In its lunge for the grand global solution, the climate change movement was making the classic Malthusian mistake. It was relying on a single dramatic solution to a vast problem, rather than working to prepare the way for a multitude of tiny fixes. The growing environmental footprint of human activity on the natural environment is a real problem; the industrialization of the developing world is going to greatly increase the potential for serious damage to the environment. Of all that I have no doubt.
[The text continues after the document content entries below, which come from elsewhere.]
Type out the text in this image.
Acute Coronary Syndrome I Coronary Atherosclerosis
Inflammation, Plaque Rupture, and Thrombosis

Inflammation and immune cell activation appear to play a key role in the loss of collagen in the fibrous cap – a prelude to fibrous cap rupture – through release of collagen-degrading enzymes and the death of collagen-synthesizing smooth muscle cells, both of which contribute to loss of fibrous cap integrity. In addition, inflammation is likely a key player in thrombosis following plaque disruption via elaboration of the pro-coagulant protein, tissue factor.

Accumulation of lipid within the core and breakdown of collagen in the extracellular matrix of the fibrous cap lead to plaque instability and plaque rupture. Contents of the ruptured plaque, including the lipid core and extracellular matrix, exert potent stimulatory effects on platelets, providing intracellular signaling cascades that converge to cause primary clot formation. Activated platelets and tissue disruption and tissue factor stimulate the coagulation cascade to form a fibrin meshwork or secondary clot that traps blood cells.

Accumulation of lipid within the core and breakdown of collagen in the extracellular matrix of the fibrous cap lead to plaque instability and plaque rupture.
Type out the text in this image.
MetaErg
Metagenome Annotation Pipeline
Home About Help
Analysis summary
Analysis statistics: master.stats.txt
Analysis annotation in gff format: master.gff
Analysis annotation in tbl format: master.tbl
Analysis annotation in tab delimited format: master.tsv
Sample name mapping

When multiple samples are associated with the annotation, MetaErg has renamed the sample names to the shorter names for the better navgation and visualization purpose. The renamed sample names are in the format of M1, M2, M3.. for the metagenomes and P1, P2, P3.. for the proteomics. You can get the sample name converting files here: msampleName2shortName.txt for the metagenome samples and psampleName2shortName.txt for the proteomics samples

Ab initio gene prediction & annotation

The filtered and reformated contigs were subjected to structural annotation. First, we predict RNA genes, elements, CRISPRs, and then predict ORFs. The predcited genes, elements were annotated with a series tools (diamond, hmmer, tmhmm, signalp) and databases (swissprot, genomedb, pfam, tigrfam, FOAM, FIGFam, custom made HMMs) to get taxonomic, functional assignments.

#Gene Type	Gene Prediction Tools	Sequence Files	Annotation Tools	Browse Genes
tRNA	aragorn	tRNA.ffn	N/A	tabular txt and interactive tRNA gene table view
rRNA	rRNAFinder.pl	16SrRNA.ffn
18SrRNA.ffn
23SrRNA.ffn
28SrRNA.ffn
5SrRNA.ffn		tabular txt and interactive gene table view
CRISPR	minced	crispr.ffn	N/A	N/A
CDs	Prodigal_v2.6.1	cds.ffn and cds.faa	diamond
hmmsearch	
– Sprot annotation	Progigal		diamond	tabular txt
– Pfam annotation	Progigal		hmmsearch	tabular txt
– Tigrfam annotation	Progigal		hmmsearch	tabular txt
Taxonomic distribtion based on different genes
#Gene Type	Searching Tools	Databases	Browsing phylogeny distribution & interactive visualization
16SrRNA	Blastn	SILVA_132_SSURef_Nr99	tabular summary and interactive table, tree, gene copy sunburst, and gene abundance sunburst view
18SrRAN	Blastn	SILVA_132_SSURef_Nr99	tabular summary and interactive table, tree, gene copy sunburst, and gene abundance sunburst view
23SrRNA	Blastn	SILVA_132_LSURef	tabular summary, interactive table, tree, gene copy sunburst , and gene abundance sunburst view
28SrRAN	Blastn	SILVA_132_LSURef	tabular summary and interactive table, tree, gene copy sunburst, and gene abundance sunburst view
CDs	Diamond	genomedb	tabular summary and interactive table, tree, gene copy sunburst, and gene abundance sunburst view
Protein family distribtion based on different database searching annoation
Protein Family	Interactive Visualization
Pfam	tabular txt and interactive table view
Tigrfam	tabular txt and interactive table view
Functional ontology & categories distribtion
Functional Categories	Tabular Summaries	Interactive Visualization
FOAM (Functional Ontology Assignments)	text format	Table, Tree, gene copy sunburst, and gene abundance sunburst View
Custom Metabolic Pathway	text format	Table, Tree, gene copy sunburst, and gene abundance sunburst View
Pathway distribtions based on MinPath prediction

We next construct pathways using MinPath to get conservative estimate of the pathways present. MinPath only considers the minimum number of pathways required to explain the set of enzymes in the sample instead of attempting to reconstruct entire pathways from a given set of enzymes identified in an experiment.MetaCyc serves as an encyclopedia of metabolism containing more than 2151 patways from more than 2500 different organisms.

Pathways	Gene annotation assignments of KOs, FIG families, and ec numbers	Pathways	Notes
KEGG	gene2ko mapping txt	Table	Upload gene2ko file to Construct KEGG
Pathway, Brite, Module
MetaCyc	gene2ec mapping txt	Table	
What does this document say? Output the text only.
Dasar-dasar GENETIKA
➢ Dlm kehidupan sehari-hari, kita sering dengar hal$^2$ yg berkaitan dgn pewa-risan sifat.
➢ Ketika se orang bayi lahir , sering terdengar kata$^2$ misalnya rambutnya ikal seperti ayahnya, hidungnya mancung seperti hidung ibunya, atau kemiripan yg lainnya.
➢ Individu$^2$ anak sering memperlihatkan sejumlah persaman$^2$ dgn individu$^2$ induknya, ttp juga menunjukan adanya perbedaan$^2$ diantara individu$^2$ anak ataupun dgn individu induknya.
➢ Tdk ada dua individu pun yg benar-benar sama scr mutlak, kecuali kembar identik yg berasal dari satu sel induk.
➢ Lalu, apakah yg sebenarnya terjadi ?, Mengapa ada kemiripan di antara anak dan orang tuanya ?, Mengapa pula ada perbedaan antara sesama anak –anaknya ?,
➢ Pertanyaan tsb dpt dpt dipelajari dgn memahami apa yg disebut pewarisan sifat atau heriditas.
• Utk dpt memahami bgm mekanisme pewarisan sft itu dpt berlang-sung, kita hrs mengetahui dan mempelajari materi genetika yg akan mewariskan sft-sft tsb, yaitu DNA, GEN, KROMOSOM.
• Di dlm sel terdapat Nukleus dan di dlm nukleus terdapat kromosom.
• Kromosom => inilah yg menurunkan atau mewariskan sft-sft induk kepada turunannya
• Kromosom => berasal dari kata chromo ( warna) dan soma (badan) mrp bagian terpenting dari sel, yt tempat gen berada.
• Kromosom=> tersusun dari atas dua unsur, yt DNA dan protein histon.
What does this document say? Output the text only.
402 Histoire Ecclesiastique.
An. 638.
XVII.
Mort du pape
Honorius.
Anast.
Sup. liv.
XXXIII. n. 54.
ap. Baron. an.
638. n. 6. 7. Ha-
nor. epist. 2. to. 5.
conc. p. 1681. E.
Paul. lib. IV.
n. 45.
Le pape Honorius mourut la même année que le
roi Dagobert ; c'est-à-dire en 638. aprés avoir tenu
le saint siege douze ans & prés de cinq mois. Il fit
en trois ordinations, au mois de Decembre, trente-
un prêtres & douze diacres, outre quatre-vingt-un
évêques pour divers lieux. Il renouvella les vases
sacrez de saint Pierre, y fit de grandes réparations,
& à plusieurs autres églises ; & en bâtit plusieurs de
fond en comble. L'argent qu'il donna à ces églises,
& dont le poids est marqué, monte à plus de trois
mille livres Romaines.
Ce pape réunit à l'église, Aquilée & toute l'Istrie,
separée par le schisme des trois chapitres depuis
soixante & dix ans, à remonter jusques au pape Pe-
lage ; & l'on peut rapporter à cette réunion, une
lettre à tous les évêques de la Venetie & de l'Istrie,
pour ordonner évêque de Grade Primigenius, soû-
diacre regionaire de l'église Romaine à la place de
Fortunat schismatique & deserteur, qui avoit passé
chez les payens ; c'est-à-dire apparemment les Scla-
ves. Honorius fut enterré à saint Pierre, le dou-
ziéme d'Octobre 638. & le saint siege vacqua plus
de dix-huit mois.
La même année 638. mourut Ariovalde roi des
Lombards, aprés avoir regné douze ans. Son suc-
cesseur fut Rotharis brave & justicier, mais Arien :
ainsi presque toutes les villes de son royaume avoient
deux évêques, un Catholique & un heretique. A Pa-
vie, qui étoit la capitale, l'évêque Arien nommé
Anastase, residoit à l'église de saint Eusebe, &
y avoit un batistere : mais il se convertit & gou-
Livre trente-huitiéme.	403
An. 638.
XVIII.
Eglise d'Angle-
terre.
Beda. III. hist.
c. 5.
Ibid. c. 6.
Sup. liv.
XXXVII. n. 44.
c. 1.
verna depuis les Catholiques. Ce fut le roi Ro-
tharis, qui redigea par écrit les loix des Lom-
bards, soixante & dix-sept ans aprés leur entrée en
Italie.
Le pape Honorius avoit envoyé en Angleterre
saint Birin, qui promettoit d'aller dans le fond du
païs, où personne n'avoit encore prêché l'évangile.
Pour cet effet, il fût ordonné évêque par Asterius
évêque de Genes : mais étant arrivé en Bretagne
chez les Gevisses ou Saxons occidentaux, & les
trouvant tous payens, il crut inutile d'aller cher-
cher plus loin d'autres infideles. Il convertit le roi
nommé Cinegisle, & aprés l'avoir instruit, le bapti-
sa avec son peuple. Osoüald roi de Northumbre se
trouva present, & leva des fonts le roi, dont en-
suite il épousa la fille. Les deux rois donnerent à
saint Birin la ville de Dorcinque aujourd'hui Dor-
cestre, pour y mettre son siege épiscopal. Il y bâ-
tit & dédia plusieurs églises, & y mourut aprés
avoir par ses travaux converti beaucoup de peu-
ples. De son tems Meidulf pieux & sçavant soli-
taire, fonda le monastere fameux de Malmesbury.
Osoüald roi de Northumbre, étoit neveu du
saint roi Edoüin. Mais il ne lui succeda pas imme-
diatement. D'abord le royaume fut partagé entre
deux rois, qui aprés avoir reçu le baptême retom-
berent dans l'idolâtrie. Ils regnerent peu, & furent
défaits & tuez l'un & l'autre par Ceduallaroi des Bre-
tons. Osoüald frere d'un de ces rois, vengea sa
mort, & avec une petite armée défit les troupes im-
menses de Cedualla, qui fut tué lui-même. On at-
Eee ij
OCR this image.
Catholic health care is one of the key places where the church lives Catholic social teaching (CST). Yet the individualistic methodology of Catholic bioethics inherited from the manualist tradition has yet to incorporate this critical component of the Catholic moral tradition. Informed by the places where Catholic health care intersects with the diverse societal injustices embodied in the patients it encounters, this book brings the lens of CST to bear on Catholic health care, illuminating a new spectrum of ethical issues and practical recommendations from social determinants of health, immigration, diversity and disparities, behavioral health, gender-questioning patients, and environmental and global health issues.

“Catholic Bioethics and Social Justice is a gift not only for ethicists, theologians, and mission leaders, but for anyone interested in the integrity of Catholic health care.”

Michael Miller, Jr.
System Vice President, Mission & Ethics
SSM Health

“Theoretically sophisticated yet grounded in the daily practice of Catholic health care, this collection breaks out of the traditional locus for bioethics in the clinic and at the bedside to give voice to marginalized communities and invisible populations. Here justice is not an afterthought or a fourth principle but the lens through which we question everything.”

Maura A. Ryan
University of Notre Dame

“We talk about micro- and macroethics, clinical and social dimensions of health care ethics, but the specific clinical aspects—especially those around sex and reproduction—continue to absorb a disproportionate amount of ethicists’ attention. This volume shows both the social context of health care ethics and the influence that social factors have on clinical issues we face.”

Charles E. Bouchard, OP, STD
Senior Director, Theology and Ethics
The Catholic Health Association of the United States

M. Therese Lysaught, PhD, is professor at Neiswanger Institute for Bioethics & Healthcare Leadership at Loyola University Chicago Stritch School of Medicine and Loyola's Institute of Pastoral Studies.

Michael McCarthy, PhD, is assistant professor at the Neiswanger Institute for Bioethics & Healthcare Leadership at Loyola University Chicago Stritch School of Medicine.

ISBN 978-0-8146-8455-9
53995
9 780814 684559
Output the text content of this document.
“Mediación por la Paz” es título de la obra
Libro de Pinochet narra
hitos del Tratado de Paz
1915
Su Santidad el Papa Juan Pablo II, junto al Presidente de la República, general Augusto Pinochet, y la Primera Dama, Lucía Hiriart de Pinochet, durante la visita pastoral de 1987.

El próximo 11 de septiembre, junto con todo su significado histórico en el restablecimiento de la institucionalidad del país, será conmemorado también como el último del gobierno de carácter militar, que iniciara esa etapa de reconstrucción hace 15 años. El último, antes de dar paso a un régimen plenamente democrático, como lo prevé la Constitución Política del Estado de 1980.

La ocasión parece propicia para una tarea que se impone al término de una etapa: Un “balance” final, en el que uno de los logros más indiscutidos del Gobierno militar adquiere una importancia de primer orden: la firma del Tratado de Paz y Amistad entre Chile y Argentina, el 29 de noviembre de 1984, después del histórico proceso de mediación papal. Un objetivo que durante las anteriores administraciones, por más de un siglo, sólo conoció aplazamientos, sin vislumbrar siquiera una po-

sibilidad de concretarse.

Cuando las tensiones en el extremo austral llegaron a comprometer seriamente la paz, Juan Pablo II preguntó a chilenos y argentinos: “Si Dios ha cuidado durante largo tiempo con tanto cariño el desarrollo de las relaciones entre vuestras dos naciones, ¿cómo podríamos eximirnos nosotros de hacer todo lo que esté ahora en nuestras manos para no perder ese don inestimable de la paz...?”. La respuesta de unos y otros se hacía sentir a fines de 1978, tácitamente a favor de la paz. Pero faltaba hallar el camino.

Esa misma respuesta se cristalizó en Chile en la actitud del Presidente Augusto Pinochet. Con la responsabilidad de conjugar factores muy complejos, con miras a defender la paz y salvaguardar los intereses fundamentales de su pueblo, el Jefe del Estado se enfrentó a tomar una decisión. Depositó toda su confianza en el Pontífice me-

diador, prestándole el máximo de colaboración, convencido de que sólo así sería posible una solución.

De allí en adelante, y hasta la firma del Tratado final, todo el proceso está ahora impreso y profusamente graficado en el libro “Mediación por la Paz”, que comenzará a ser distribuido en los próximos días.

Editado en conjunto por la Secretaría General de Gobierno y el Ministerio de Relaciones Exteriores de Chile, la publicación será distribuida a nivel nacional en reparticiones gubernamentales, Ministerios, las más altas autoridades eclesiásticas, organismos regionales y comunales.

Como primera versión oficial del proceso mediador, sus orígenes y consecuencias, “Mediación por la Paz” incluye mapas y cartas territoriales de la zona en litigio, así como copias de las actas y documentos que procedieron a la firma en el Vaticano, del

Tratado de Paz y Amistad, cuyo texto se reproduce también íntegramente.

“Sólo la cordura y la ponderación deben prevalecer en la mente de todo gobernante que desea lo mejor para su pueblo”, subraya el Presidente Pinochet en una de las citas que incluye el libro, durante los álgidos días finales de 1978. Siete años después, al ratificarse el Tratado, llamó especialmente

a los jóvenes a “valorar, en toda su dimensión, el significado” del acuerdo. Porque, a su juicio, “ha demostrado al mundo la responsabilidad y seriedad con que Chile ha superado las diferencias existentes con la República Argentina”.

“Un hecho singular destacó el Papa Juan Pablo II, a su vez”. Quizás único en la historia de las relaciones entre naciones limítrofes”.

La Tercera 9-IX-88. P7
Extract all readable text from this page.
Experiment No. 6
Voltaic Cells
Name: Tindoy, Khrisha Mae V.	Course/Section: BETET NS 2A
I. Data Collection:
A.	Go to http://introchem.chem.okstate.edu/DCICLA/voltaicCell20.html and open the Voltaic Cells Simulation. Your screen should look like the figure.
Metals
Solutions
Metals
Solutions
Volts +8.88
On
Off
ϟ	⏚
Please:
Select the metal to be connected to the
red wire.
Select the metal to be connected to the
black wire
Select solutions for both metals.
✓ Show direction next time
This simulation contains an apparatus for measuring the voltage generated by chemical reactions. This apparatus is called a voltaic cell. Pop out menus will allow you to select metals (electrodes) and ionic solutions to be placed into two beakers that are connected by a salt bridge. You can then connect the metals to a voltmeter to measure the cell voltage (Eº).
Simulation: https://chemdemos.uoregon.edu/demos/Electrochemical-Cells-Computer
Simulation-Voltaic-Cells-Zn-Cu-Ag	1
But it is precisely because the problem is important that I believe that we need problem solving tools that are sharper, more flexible and more serious than the crude and blunt instruments now under discussion. Climate change is only one of a series of major environmental issues that will confront us in the coming decades. The unsustainable overfishing of the seas, the toxic waste being generated and almost certainly carelessly disposed of in rapidly industrializing countries, the loss of habitat for key species and the considerable problems of atmospheric cleanliness unrelated or only tangentially related to greenhouse gasses: these and many more will have to be dealt with.
Putting so much of the world’s environmental energy and talent behind a quixotic solution is a bad idea. That energy, creativity and commitment needs to work more efficiently and strategically if the world is to make enough progress on enough of its environmental issues. Malthusian panics are part of the process by which humanity comes to grips with big problems, but they are rarely the source of the fix. The climate change movement needs to move past Malthusian panic into broad engagement with social development. There are lots of people in the environmental movement who already think this way; we need more.